Here are the top three symptoms that patients routinely ignore until the symptoms, and the disease that causes the symptoms, rage out of control.

  • Chest pain/shortness of breath:  Never ignore chest pain or new shortness of breath.  Some people describe chest pain as more of a pressure.  Men and women experience chest pain differently.  If the chest pain stops with rest, it is not a sign to ignore it.  Sometimes the only symptoms of a heart attack are sweating, nausea or simply an impending sense of doom.  Too many people have died in the ambulance on the way to the hospital or in the Emergency Department after ignoring their chest pain for hours.  If you begin to have chest pain, go to the Emergency Department immediately or call an ambulance.

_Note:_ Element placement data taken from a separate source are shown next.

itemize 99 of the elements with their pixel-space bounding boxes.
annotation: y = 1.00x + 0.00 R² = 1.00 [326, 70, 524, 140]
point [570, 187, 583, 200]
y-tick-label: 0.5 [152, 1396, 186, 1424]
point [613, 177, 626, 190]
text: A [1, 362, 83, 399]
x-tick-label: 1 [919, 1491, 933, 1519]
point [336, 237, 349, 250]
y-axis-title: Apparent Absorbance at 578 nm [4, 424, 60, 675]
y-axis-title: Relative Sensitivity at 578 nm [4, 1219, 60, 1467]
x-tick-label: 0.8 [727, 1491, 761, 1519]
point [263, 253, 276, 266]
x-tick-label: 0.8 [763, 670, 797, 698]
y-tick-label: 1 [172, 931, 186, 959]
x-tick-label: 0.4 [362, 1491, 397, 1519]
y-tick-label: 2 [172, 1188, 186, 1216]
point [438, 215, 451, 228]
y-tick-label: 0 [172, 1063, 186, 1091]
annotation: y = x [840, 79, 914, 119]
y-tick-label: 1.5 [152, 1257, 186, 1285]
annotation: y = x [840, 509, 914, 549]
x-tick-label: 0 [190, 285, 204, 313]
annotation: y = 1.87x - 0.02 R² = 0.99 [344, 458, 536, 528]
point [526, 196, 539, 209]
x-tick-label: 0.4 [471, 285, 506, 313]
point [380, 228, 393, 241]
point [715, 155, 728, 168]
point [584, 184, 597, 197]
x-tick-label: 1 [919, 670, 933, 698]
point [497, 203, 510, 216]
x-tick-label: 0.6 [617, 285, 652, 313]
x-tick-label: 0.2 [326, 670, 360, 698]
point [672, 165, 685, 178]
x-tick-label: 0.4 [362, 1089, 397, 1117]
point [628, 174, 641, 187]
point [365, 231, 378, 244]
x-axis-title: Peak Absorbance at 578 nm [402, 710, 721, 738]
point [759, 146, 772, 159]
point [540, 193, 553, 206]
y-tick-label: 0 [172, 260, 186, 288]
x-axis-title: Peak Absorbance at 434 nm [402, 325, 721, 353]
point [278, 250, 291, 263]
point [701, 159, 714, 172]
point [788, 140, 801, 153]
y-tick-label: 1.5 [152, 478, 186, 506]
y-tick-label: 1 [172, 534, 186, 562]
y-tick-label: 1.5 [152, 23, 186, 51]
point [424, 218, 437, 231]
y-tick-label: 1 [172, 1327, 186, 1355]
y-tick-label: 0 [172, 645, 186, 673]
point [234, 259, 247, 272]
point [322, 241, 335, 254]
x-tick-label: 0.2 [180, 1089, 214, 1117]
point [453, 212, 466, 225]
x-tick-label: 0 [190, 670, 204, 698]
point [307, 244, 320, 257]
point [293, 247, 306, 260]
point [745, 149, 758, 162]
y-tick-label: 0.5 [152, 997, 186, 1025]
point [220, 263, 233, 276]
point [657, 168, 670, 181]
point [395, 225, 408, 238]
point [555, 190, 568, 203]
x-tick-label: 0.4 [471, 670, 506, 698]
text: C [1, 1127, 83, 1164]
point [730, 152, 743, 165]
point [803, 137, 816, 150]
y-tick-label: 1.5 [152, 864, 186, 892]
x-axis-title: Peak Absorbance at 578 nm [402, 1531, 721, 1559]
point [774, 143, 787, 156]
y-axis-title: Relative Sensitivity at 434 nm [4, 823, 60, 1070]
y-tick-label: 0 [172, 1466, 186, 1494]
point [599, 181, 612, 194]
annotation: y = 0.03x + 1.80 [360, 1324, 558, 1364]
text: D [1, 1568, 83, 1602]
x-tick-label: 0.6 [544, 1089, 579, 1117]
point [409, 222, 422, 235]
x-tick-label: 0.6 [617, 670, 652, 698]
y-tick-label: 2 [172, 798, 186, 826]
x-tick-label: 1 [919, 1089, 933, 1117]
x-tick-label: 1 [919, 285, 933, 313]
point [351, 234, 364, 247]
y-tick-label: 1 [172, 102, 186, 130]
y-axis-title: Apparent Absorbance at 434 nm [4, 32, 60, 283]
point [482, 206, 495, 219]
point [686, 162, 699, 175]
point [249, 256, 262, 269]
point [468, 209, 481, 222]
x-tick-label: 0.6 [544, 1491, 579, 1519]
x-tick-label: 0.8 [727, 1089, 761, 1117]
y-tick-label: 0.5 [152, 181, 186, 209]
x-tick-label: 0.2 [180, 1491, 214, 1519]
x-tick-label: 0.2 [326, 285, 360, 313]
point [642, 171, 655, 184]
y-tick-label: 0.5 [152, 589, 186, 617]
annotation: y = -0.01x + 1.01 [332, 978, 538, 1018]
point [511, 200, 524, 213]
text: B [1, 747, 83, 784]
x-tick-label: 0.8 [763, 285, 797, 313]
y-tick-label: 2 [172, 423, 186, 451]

  • Bleeding:  If you notice blood in your urine or stool, this is never normal.  It will not improve or go away without intervention.  Blood in the stool isn’t always the classic red.  It can appear tarry or like coffee grounds.  Blood in what you cough up or what you throw up is also never normal.  If your bowel movements have not been normal for a while, go see somebody about it.
  • Infection:  The classic sign of infection is an increase in temperature.  A persistent, low-grade fever over 100.4 is a sign of infection.  Your body is trying to cook the brittle infection bugs to death.  As they die, they release endotoxins that make you feel terrible.  If you’re having night sweats, go see your provider.  The infection may be localized or atypical.  A body part, like a joint, that is hot is suspicious.  If you simply haven’t felt like yourself for a while, it might be an infection.

As the unemployment rate climbs and people lose their health insurance, more people will wait to see somebody about their illness until it’s too late, hoping it will get better.   Prevention of disease is ultimately a personal responsibility.  Go see somebody about what that little voice in your head has been telling you to take care of for a while.  If you don’t take care of it, I may be taking care of you.